= Composition for Twelve Instruments =

1948 music composition by Milton Babbitt

Composition for Twelve Instruments (1948, rev. 1954) is a serial music composition written by American composer Milton Babbitt for flute, oboe, clarinet, bassoon, horn, trumpet, harp, celesta, violin, viola, cello, and double bass. In it Babbitt for the first time employs a twelve-element duration set to serialize the rhythms as well as the pitches, predating Olivier Messiaen's (non-serial) "Mode de valeurs et d'intensités", but not the Turangalîla-Symphonie (1946–1948), in which Messiaen used a duration series for the first time in the opening episode of the seventh movement, titled "Turangalîla II". (Babbitt had also earlier used a different kind of rhythmic series, and serial manipulation thereof, in his Three Compositions for Piano (1947) and Composition for Four Instruments (1948).)

Babbitt's use of rhythm in Composition for Twelve Instruments was criticized by Peter Westergaard in Perspectives of New Music: "can we be expected to hear a family resemblance between a dotted half note followed by a sixteenth note (the opening 'interval' of duration set P_{0}) and an eighth note followed by a dotted eighth note (the opening 'interval' of duration set P_{2})?" He would later employ an approach based on time points, which Westergaard described as a solution to the above problems.
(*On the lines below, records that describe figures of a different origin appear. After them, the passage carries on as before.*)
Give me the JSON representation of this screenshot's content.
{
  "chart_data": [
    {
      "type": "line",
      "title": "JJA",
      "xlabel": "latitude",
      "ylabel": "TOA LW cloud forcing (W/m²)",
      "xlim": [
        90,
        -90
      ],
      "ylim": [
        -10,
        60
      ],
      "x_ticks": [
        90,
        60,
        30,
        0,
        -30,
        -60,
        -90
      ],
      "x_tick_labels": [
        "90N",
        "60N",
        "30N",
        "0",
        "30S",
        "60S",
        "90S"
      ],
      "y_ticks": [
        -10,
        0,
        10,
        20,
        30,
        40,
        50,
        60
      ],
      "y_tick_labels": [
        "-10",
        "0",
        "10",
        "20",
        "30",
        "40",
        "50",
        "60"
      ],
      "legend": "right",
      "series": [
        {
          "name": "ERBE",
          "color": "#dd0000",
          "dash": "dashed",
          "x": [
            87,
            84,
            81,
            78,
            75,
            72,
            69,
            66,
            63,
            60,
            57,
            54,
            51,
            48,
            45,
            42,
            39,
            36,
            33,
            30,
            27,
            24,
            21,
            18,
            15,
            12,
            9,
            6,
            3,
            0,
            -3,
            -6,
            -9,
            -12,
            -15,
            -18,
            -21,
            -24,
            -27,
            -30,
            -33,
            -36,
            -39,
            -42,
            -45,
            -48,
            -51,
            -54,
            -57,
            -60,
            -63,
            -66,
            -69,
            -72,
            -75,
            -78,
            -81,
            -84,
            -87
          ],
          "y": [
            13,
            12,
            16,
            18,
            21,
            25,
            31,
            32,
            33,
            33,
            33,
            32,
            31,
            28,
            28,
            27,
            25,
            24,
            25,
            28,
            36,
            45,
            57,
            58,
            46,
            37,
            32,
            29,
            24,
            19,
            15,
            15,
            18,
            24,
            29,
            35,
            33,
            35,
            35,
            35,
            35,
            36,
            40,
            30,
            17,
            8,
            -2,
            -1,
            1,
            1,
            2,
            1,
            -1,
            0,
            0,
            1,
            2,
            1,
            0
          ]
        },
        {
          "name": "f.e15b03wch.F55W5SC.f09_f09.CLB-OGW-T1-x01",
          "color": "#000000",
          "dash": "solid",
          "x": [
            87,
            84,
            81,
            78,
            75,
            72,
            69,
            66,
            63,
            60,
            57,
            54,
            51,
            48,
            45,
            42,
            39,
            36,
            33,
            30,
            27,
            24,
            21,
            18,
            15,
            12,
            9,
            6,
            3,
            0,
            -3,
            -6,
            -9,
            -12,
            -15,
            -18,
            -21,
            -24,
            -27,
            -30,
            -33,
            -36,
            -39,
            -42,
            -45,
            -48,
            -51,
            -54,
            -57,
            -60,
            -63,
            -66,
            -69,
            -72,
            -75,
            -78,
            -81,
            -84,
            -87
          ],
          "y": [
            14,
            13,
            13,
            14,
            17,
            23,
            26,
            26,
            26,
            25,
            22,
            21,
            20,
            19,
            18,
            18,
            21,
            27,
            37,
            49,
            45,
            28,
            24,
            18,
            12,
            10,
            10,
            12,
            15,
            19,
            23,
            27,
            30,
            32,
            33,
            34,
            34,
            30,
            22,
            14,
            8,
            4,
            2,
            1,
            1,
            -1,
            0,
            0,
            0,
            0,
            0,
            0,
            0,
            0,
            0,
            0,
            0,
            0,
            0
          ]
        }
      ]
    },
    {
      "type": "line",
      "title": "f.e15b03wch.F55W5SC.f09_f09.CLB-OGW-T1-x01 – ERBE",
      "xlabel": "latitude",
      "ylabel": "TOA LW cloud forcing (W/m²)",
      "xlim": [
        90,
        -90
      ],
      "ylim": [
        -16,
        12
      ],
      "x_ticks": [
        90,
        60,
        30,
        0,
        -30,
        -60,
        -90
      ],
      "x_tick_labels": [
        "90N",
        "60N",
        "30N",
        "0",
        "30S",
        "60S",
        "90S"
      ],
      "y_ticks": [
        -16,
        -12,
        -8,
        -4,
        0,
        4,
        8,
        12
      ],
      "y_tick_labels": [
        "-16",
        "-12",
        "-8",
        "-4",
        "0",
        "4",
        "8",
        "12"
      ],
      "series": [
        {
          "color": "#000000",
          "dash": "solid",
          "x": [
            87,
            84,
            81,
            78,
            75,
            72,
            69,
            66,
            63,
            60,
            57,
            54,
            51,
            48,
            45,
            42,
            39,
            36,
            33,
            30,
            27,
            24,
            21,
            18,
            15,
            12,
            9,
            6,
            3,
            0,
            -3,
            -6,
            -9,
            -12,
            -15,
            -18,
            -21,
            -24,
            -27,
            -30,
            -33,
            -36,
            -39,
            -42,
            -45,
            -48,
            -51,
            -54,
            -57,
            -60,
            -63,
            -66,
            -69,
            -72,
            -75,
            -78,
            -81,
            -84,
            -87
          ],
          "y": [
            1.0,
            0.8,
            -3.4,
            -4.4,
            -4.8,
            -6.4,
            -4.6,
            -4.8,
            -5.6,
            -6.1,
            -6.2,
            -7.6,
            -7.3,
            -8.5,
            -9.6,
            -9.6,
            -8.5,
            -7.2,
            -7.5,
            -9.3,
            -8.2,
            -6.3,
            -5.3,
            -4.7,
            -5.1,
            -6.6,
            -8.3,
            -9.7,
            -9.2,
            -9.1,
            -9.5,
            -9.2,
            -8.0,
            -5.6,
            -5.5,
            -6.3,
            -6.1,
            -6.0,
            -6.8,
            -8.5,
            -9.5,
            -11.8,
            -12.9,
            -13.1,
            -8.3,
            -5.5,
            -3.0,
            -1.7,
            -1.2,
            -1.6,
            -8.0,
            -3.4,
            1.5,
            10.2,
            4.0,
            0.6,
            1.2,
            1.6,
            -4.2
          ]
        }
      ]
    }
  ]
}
The combinatorial tone row used may be represented: 0 1 4 9 5 8 3 t 2 e 6 7

==Discography==
- Slowly Expanding Milton Babbitt Album: Composition for Twelve Instruments (1948, rev. 1954). Julietta Curenton (flute); James Austin Smith (oboe); Joshua Rubin (clarinet); Rebekah Heller (bassoon); David Byrd-Marrow (horn); Peter Evans (trumpet); Nuiko Wadden (harp); Steve Beck (celesta); Erik Carlson (violin); Chris Otto (viola); Chris Gross (cello); Randy Zigler (bass), produced by Erik Carlson, 2013.